Yaz sayısını atladık, sohbahara geldik. Ikına sıkıla ikinci sayıyı da çıkardık işte. Bu arada iktidara yeni bir parti geldi, ama iktidar değişmedi. Ve biz, yeni iktidarın altımıza çektiği iskemleyi redderek yere oturuyoruz. E. Canetti’nin ‘Kitle ve İktidar’ kitabında dediği gibi: “Bu duruşu benimseyen insan kendisini bu dünyadan özgürleştirmiştir. Kendi kendisine dayanır ve hiç kimseye yük olmaz.”

İlk sayı özellikle lise/üniversite (zaten bu adada ikisi arasında pek bir fark yok ya) öğrencileri, berberler ve transeksüeller tarafından bir hayli ilgiyle karşılandı. Bir kesimde dergini yeterince politik olmadığından şikayet etti. Öyle ya, gazete köşelerindeki kokuşmuş (Kıbrıs konulu) politik makalelere o kadar alışmış ki bu toplum (pardon, topluluk), bunların dışındaki yazılara karşı körleşmiş.

Unutmamalı ki her yazar/şairin mutlaka kendine göre politik bir dikilişi vardır ve her yazının ideolojisi içindedir.


Yıl 1, Sayı 1 (Bahar 2005)

Katkı koyanlar (7):
Rıdvan Arifoğlu, Reha Ülkü, Gür Genç, Nora Nadjarian, Jenan Selçuk, Mehmet Arap, Bora Ercan

İLK ISIRGAN

- şiir nedir? (Ece Ayhan)
- kıçını ısırgan otuyla silmektir (Cihat Burak)
Bu tanımdan yola çıkarak ve Karanfil (1981), Yasemin (1986) gibi dergilerin duraklarına uğrayarak, gecikmeli olarak Isırgan’a vardık.

Kıbrıs sanat ve edebiyat dergisi açısından fakir, nüfusa gore şiir kitabı dağılımı açısından ise zengin. Dergi geçici, kitap kalıcıymış gibi sanki… Geçmişte çıkıp-batan dergiler, ekonomik nedenler yıldırıyor dergi işine girişmeye kalkanları. ‘Dergi Mezarlığı’ diye bir terim kullanılıyor; bir veya birkaç sayı çıkmış dergi, belli sebeplerden dolayı çıkmıyorsa ölü mü sayılmalı yani? Yayınlanmış her dergi (tek sayıda kalsa da) kültür ve sanat için bir kazançtır, katkıdır. Dönemine ışık tutması bakımından, bazı şiir kitaplarından bile daha önemli ve yararlıdır.

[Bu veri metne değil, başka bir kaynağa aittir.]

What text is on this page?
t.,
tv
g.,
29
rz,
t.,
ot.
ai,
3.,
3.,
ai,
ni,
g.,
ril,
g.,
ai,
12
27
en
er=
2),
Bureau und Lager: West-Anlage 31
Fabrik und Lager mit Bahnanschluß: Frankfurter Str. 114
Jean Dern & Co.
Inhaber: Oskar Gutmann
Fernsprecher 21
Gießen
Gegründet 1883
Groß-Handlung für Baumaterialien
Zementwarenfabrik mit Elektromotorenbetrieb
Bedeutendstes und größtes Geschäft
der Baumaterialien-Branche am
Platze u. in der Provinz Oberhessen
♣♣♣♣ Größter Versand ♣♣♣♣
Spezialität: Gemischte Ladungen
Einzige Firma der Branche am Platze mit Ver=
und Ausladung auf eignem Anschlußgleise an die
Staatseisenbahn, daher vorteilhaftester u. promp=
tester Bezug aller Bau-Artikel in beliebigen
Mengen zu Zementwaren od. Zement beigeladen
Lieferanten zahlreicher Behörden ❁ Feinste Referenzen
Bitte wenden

Son dönemdeki sosyo-politik değişimleri, yeni eğilimleri karşılayacak bir edebiyat ve sanat dergisine ihtiyacımız vardı. Varolanlardan daha farklı ve gençlerin dinamizmini içinde taşıdığı için daha radikal. Oldukça uslu şiirler yazılan bu coğrafyada uslu olmayan şiirlerle, ortamda biraz hareket yaratacak; tavır ve tarz olarak zamanın ruhunu yansıtacak bir dergi.

Isırgan, sokması, kaşıntısı, yarattığı kızarıklıklarla bilinir, ondan uzak durulmak için gayret gösterilir. Oysa faydalarını bilen ellerde şifa veren şifalı bir bitkidir (Avrupa’da ilacı, şampuanı, birası, çeşitli yemekleri yapılıyor).

Bitirirken diyeceğimiz, ‘kıçını silmek için ısırgan otu’ bulamayanlara dergimizi öneriyoruz.